Après la disparition de l’arche de la plage du Tilleul près d’Etretat le week-end du 21 janvier 2023, et l’impressionnant éboulement du 22 février au Cap Fagnet à Fécamp, où un pan de falaise de 40 mètres de large sur 15 de profondeur est tombé, emportant avec lui le calvaire des marins qui trônait en haut, le phénomène de recul du trait de côte semble s’amplifier sur le littoral seino-marin. Pourtant, pour Stéphane Costa, enseignant-chercheur en géographie à l’Université de Caen et spécialiste de la question, il n’y a pas plus d’éboulements qu’avant.

On compte une soixantaine d’éboulements par an chez nous, ce n’est pas plus que par le passé. On s’en émeut davantage peut-être car ces phénomènes se déroulent désormais plus près des zones urbaines.
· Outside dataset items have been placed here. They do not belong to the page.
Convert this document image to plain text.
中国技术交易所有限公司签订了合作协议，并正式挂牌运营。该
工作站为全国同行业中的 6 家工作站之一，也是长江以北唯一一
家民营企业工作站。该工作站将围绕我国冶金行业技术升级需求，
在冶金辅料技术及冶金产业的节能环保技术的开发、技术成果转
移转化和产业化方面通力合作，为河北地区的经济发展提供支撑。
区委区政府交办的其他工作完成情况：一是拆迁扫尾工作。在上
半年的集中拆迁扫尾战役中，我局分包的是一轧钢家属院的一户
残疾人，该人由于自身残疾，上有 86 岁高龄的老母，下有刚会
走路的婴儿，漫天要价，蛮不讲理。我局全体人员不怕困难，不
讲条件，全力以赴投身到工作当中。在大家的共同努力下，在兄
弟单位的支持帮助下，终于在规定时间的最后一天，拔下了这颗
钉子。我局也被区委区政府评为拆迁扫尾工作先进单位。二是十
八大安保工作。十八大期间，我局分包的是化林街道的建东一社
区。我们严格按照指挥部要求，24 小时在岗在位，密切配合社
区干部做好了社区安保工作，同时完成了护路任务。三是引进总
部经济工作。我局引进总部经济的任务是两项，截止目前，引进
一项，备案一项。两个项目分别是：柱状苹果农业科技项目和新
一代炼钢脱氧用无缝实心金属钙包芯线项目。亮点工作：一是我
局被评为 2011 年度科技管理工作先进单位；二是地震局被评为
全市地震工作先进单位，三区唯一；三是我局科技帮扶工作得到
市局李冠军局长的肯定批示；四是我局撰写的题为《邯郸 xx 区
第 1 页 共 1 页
Stéphane Costa, enseignant-chercheur en géographie à l’Université de Caen

 

  • Le camping de Quiberville relocalisé

La commune de Quiberville est sensible aux assauts de la mer et au changement climatique. Elle tente d’anticiper les crises à venir.  

Depuis 10 ans, la Ville travaille à la relocalisation de son camping situé jusqu’alors en bord de mer et déjà victime d’une grosse inondation en 1999.

Des travaux sont en cours, pour que l’établissement ouvre l’été prochain 700 mètres plus loin dans les terres.

A son emplacement actuel, 30 hectares de terrain seront dédiés à la biodiversité. Au gré des marées, la mer entrera dans ce nouvel espace. Cette initiative est une première en France et coûte au total 8.6 millions d’euros. Elle est financée à 80% par des fonds européens, départementaux et régionaux, pour le reste la commune a dû s’endetter. Un gros investissement qui permettra à terme à cette zone d’être moins soumises aux risques.